Winterthur’s core collections of American furniture and decorative arts were assembled by legendary collector Henry Francis DuPont (1880-1969). The inventory includes a wide variety of ceramic types, including wares from England, Europe and Asia popular with American consumers in the 17th, 18th, and 19th centuries. Among the holdings are over 5,000 Chinese export porcelain objects, many of them produced for the American market. George Washington was only one of the founding fathers who sent special orders for porcelain wares to China, and the museum has more than 70 pieces from his dinner service decorated with the emblem of the Order of Cincinnati.
The Chinese export holdings were further enriched when the Hodroffs presented choice examples from their extensive collection to Winterthur. These wares were documented in Made in China: Export Porcelain from the Leo and Doris Hodroff Collection at Winterthur (2005) by Ronald W. Fuchs II in collaboration with David S. Howard, which has proved an invaluable illustrated reference for collectors.
The introduction sums up the material’s appeal to both the original purchasers and today’s collectors: “With its fine white body, delicately painted decoration, and associations with the exotic and mysterious world of Asia, porcelain has symbolized wealth and refinement from the time it was introduced to the West during the Middle Ages. Since then, as many as 100 million pieces of ‘china,’ as it became known, have been transported to Europe and American – encouraging the development of international trading networks linking Asia and the West; inspiring major developments in the European ceramics industry; and revolutionizing the way people drank, dined and decorated their homes.”
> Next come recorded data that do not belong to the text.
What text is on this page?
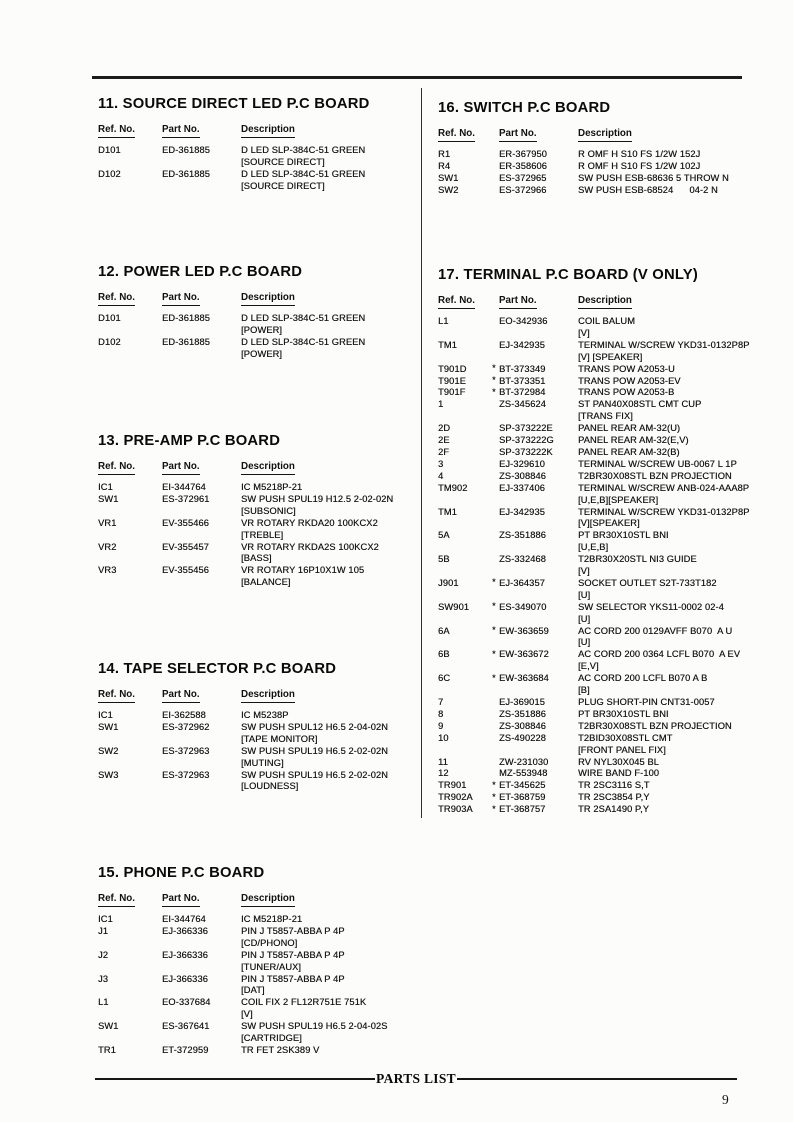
11. SOURCE DIRECT LED P.C BOARD
Ref. No.	Part No.	Description
D101	ED-361885	D LED SLP-384C-51 GREEN
[SOURCE DIRECT]
D102	ED-361885	D LED SLP-384C-51 GREEN
[SOURCE DIRECT]
12. POWER LED P.C BOARD
Ref. No.	Part No.	Description
D101	ED-361885	D LED SLP-384C-51 GREEN
[POWER]
D102	ED-361885	D LED SLP-384C-51 GREEN
[POWER]
13. PRE-AMP P.C BOARD
Ref. No.	Part No.	Description
IC1	EI-344764	IC M5218P-21
SW1	ES-372961	SW PUSH SPUL19 H12.5 2-02-02N
[SUBSONIC]
VR1	EV-355466	VR ROTARY RKDA20 100KCX2
[TREBLE]
VR2	EV-355457	VR ROTARY RKDA2S 100KCX2
[BASS]
VR3	EV-355456	VR ROTARY 16P10X1W 105
[BALANCE]
14. TAPE SELECTOR P.C BOARD
Ref. No.	Part No.	Description
IC1	EI-362588	IC M5238P
SW1	ES-372962	SW PUSH SPUL12 H6.5 2-04-02N
[TAPE MONITOR]
SW2	ES-372963	SW PUSH SPUL19 H6.5 2-02-02N
[MUTING]
SW3	ES-372963	SW PUSH SPUL19 H6.5 2-02-02N
[LOUDNESS]
15. PHONE P.C BOARD
Ref. No.	Part No.	Description
IC1	EI-344764	IC M5218P-21
J1	EJ-366336	PIN J T5857-ABBA P 4P
[CD/PHONO]
J2	EJ-366336	PIN J T5857-ABBA P 4P
[TUNER/AUX]
J3	EJ-366336	PIN J T5857-ABBA P 4P
[DAT]
L1	EO-337684	COIL FIX 2 FL12R751E 751K
[V]
SW1	ES-367641	SW PUSH SPUL19 H6.5 2-04-02S
[CARTRIDGE]
TR1	ET-372959	TR FET 2SK389 V
16. SWITCH P.C BOARD
Ref. No. Part No.	Description
R1	ER-367950	R OMF H S10 FS 1/2W 152J
R4	ER-358606	R OMF H S10 FS 1/2W 102J
SW1	ES-372965	SW PUSH ESB-68636 5 THROW N
SW2	ES-372966	SW PUSH ESB-68524      04-2 N
17. TERMINAL P.C BOARD (V ONLY)
Ref. No. Part No.	Description
L1	EO-342936	COIL BALUM
[V]
TM1	EJ-342935	TERMINAL W/SCREW YKD31-0132P8P
[V] [SPEAKER]
T901D	* BT-373349	TRANS POW A2053-U
T901E	* BT-373351	TRANS POW A2053-EV
T901F	* BT-372984	TRANS POW A2053-B
1	ZS-345624	ST PAN40X08STL CMT CUP
[TRANS FIX]
2D	SP-373222E	PANEL REAR AM-32(U)
2E	SP-373222G	PANEL REAR AM-32(E,V)
2F	SP-373222K	PANEL REAR AM-32(B)
3	EJ-329610	TERMINAL W/SCREW UB-0067 L 1P
4	ZS-308846	T2BR30X08STL BZN PROJECTION
TM902	EJ-337406	TERMINAL W/SCREW ANB-024-AAA8P
[U,E,B][SPEAKER]
TM1	EJ-342935	TERMINAL W/SCREW YKD31-0132P8P
[V][SPEAKER]
5A	ZS-351886	PT BR30X10STL BNI
[U,E,B]
5B	ZS-332468	T2BR30X20STL NI3 GUIDE
[V]
J901	* EJ-364357	SOCKET OUTLET S2T-733T182
[U]
SW901	* ES-349070	SW SELECTOR YKS11-0002 02-4
[U]
6A	* EW-363659	AC CORD 200 0129AVFF B070  A U
[U]
6B	* EW-363672	AC CORD 200 0364 LCFL B070  A EV
[E,V]
6C	* EW-363684	AC CORD 200 LCFL B070 A B
[B]
7	EJ-369015	PLUG SHORT-PIN CNT31-0057
8	ZS-351886	PT BR30X10STL BNI
9	ZS-308846	T2BR30X08STL BZN PROJECTION
10	ZS-490228	T2BID30X08STL CMT
[FRONT PANEL FIX]
11	ZW-231030	RV NYL30X045 BL
12	MZ-553948	WIRE BAND F-100
TR901	* ET-345625	TR 2SC3116 S,T
TR902A	* ET-368759	TR 2SC3854 P,Y
TR903A	* ET-368757	TR 2SA1490 P,Y
PARTS LIST
9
The future acquisition of objects from the Nadler Collection will add even more depth to Winterthur’s Chinese ceramics holdings. Collectors around the country can view examples at www.winterthur.org under “Online Collections.” There the museum announced: “The Nadler Collection of Chinese export porcelain, recently promised to Winterthur, focuses on objects from the Qing Dynasty, which ruled China from 1645 until 1908. Many of the pieces date to the 19th century and include wares made for different market around the world.” Using the link above, collectors can access a digital copy of Daniel Nadler’s book China to Order, which explores polychrome porcelain from the Qing Dynasty.
Leslie Grigsby explained how the Nadler Collection will enhance the museum’s Chinese export porcelain collection: “It includes objects that were created for markets that we in America don’t normally get exposed to – for example, the Indian market and the Near Eastern market. There are also exceptional pieces that were created for the American and English markets. The Nadlers’ taste is a different one from the Hodroffs’. In many cases, the brilliant colors and the divine motifs contrast in a wonderful way with what we have from the Hodroffs.”
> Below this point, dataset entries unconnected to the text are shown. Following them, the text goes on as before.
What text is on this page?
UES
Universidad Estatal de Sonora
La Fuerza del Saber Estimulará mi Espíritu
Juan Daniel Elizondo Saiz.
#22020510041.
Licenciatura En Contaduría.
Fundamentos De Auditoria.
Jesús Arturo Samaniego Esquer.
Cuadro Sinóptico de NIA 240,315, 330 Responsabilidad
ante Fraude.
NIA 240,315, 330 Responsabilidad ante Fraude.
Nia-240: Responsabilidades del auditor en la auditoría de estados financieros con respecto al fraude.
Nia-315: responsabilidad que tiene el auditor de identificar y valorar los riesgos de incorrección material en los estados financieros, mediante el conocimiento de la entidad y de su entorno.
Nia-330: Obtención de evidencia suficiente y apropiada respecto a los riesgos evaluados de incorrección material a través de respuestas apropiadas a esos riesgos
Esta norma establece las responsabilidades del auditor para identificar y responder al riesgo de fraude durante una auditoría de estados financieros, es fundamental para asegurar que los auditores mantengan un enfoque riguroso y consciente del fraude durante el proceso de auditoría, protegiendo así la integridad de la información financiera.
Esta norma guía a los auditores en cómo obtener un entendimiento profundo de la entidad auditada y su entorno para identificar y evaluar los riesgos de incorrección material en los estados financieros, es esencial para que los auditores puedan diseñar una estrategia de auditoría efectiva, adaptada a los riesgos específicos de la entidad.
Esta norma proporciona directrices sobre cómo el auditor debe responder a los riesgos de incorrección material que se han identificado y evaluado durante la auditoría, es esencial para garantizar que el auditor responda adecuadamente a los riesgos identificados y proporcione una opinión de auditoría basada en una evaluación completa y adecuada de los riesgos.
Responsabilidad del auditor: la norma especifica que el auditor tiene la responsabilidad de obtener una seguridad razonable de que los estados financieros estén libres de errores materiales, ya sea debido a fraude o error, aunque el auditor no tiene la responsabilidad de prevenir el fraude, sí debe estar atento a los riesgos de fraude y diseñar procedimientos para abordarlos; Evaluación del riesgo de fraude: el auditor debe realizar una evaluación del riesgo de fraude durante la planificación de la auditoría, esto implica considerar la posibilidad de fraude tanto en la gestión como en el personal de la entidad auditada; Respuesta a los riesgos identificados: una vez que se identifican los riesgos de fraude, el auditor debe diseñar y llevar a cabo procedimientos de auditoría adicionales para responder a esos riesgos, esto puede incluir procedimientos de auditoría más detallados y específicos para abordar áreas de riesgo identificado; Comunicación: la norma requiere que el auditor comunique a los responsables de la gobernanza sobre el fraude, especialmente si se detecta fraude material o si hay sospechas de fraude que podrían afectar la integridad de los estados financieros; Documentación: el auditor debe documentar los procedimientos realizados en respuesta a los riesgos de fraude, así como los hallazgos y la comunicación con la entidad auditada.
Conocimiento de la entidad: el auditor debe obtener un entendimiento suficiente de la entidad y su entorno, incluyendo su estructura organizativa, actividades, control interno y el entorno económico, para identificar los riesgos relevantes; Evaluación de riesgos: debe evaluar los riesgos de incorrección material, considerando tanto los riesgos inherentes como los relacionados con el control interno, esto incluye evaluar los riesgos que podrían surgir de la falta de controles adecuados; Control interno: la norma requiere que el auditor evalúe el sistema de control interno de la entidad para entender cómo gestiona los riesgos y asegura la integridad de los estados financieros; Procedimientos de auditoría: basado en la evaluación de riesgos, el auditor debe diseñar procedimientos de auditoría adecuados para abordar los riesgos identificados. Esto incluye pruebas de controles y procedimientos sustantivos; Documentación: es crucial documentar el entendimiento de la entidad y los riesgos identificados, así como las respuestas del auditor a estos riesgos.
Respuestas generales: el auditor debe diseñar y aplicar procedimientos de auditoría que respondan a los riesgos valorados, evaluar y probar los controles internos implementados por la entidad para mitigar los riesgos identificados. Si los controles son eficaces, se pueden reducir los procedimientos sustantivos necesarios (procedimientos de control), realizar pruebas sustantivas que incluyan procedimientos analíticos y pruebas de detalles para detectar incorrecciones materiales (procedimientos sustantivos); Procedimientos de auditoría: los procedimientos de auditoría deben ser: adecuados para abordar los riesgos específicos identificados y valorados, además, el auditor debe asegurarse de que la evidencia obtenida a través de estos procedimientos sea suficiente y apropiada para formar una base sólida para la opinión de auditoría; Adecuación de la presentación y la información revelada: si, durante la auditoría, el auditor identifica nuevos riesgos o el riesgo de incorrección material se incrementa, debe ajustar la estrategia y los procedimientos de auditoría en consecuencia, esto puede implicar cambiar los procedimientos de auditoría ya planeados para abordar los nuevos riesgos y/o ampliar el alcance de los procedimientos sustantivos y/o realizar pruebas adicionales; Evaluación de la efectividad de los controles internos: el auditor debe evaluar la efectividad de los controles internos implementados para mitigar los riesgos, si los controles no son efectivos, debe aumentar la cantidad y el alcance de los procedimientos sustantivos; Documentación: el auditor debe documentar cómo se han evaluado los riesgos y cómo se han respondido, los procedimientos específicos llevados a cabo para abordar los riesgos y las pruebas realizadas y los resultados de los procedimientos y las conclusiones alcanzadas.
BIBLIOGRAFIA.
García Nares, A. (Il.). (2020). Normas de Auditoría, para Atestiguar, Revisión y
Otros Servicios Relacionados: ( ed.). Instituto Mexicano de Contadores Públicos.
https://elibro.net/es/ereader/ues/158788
Intelligent collecting in any field requires both knowledge and experience, and Chinese export porcelain can be especially challenging. The country that gave its name to “china” has never stopped producing porcelain. Motifs, colors, even marks have been cleverly copied over the centuries. Background research by reputable auction houses can help separate “period” pieces from objects made to appear antique. Chinese buyers often prefer to purchase porcelain from well-documented American collections.
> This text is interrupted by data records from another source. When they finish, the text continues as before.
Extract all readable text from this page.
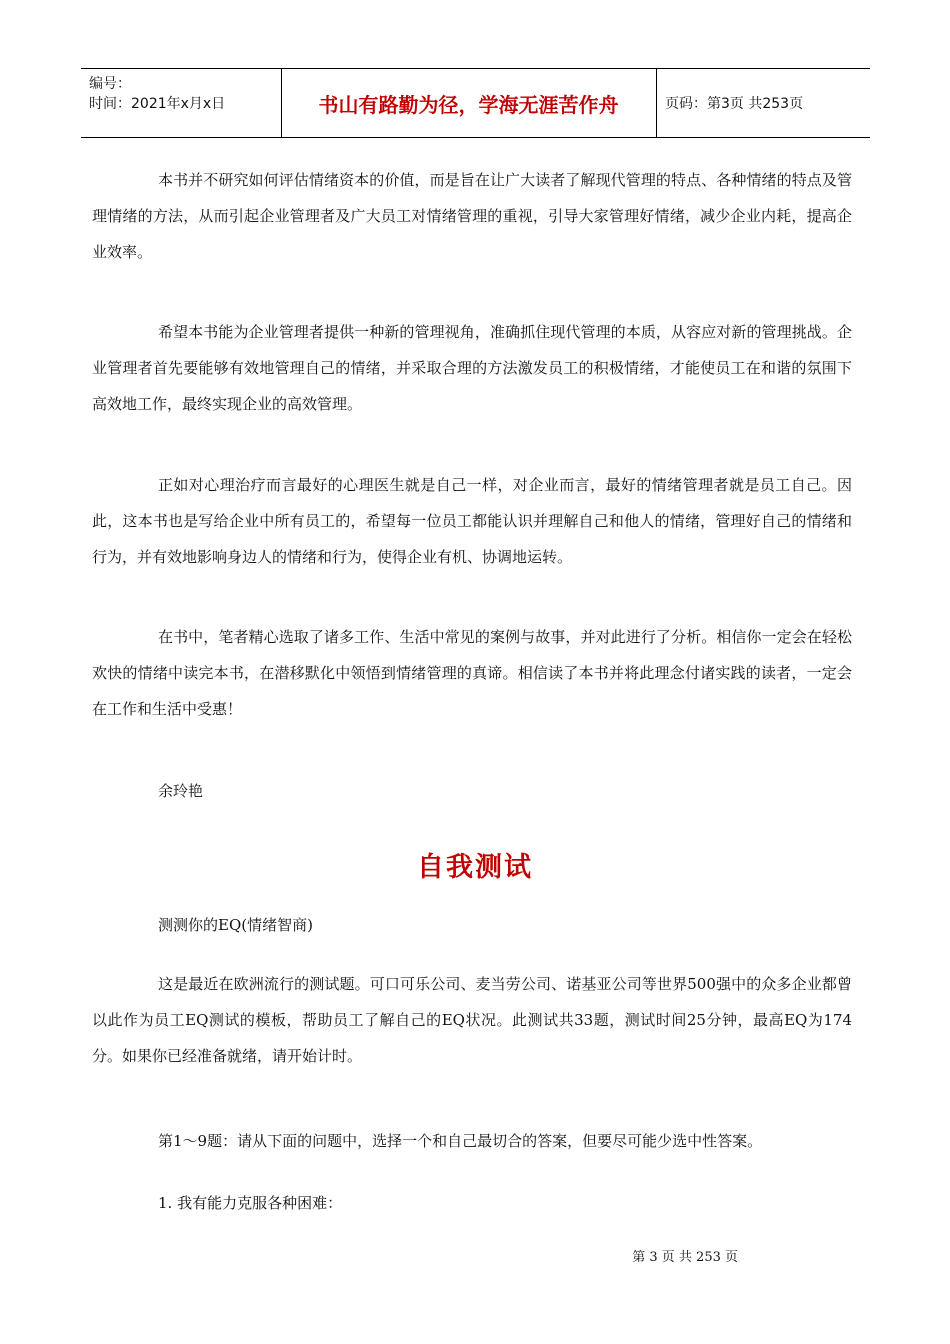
编号：
时间：2021年x月x日	书山有路勤为径，学海无涯苦作舟	页码：第3页 共253页

本书并不研究如何评估情绪资本的价值，而是旨在让广大读者了解现代管理的特点、各种情绪的特点及管理情绪的方法，从而引起企业管理者及广大员工对情绪管理的重视，引导大家管理好情绪，减少企业内耗，提高企业效率。

希望本书能为企业管理者提供一种新的管理视角，准确抓住现代管理的本质，从容应对新的管理挑战。企业管理者首先要能够有效地管理自己的情绪，并采取合理的方法激发员工的积极情绪，才能使员工在和谐的氛围下高效地工作，最终实现企业的高效管理。

正如对心理治疗而言最好的心理医生就是自己一样，对企业而言，最好的情绪管理者就是员工自己。因此，这本书也是写给企业中所有员工的，希望每一位员工都能认识并理解自己和他人的情绪，管理好自己的情绪和行为，并有效地影响身边人的情绪和行为，使得企业有机、协调地运转。

在书中，笔者精心选取了诸多工作、生活中常见的案例与故事，并对此进行了分析。相信你一定会在轻松欢快的情绪中读完本书，在潜移默化中领悟到情绪管理的真谛。相信读了本书并将此理念付诸实践的读者，一定会在工作和生活中受惠！

余玲艳

自我测试

测测你的EQ(情绪智商)

这是最近在欧洲流行的测试题。可口可乐公司、麦当劳公司、诺基亚公司等世界500强中的众多企业都曾以此作为员工EQ测试的模板，帮助员工了解自己的EQ状况。此测试共33题，测试时间25分钟，最高EQ为174分。如果你已经准备就绪，请开始计时。

第1～9题：请从下面的问题中，选择一个和自己最切合的答案，但要尽可能少选中性答案。

1. 我有能力克服各种困难：

第 3 页 共 253 页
Leo and Doris Hodroff made gifts not only to Winterthur but also to museums in Minneapolis and Palm Beach, Fla., where they had residences. Other pieces from the vast collection, however, were sold at Christie’s in New York in 2007 and 2008, setting benchmarks in the market and attracting buyers from all over the world. A “Hong” punch bowl, circa 1775-1780, sold to a European private buyer for $103,000; a famille rose dinner service to a U.S. collector for $67,000; and a blue and white Kangxi period vase to an Asian dealer for $58,600.
Regional auction houses around the country regularly handle Chinese export porcelain from local estates. Both American and Asian buyers track upcoming sales in New Orleans. Last year, a near pair of blue and white porcelain bowls with Kangxi marks from the Irving and Bettie Redler Collection was sold at the Neal Auction Co. for $8,365. In 2009, a monumental famille rose punch bowl decorated with figures and flowers in bright enamels brought $14,100.